= European embedded value =

The European embedded value (EEV) is an effort by the CFO Forum to standardize the calculation of the embedded value. For this purpose the CFO Forum has released guidelines how embedded value should be calculated.

There is a lot of subjectivity involved in calculating the value of a life insurer. Insurance contracts are long-term contracts, so the value of the company now is dependent on how each of those contracts end up performing. Profit is made if the policyholder does not die, for example, and just contributes premiums over many years. Losses are possible for policies where the insured dies soon after signing the contract. And profitability is also affected by whether (and when) a policy might terminate early.

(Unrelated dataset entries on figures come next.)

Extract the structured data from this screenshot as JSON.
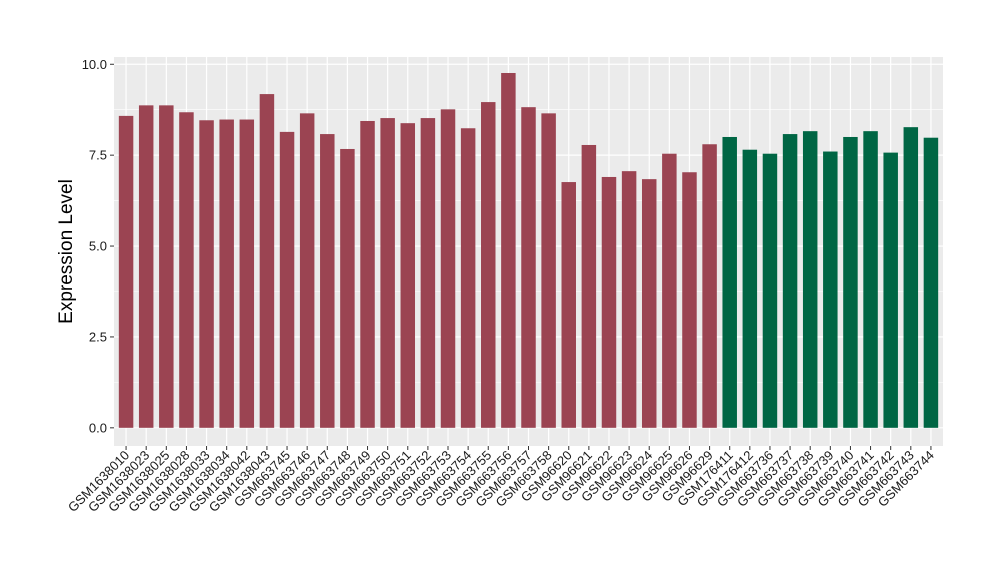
{
  "chart_data": {
    "type": "bar",
    "title": "",
    "xlabel": "",
    "ylabel": "Expression Level",
    "ylim": [
      -0.5,
      10.2
    ],
    "yticks": [
      0.0,
      2.5,
      5.0,
      7.5,
      10.0
    ],
    "ytick_labels": [
      "0.0",
      "2.5",
      "5.0",
      "7.5",
      "10.0"
    ],
    "grid": true,
    "legend": "none",
    "panel_color": "#ebebeb",
    "grid_color": "#ffffff",
    "series": [
      {
        "color": "#9b4452",
        "categories": [
          "GSM1638010",
          "GSM1638023",
          "GSM1638025",
          "GSM1638028",
          "GSM1638033",
          "GSM1638034",
          "GSM1638042",
          "GSM1638043",
          "GSM663745",
          "GSM663746",
          "GSM663747",
          "GSM663748",
          "GSM663749",
          "GSM663750",
          "GSM663751",
          "GSM663752",
          "GSM663753",
          "GSM663754",
          "GSM663755",
          "GSM663756",
          "GSM663757",
          "GSM663758",
          "GSM96620",
          "GSM96621",
          "GSM96622",
          "GSM96623",
          "GSM96624",
          "GSM96625",
          "GSM96626",
          "GSM96629"
        ],
        "values": [
          8.58,
          8.87,
          8.87,
          8.68,
          8.46,
          8.48,
          8.48,
          9.18,
          8.14,
          8.65,
          8.08,
          7.67,
          8.44,
          8.52,
          8.38,
          8.52,
          8.76,
          8.24,
          8.96,
          9.76,
          8.82,
          8.65,
          6.76,
          7.78,
          6.9,
          7.06,
          6.84,
          7.54,
          7.03,
          7.8
        ]
      },
      {
        "color": "#006644",
        "categories": [
          "GSM176411",
          "GSM176412",
          "GSM663736",
          "GSM663737",
          "GSM663738",
          "GSM663739",
          "GSM663740",
          "GSM663741",
          "GSM663742",
          "GSM663743",
          "GSM663744"
        ],
        "values": [
          8.0,
          7.65,
          7.54,
          8.08,
          8.16,
          7.6,
          8.0,
          8.16,
          7.57,
          8.27,
          7.98
        ]
      }
    ]
  }
}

An actuary calculates an embedded value by making certain assumptions about life expectancy, persistency, investment conditions, and so on - thus making an estimate of what the company is worth now. But if each person has a different opinion on how things will turn out, you could expect a range of inconsistent estimates of the worth of the company. With this range of approaches, it is very difficult to compare EV calculations between companies.

The CFO Forum was formed to consider general issues relevant to measuring the value of insurance companies. The EEV was the output of this forum, and allows greater consistency in the such calculations, making them more useful.

==Types==
EEV can be "real world" or "market consistent". The former takes the best estimate for parameters that are available, whereas the latter uses a slightly constrained set of parameters which are close to best estimate, but which produce results which match market-related hedge costs.

Real-world EEV usually uses a risk discount rate made up of the risk-free rate plus a risk margin which reflects the weighted average cost of capital and Beta from the CAPM model. Using company-level economic models clearly reflects a top-down approach to determining the risk discount rate.

Market-consistent EEV makes use of a bottom-up approach for determining the risk discount rate, which produces a number which equals the risk free rate plus an explicit allowance for operational risk and market risk.

Although initially there was an equal use of these two types of EEV, as time passes companies appear to be moving towards the market-consistent approach.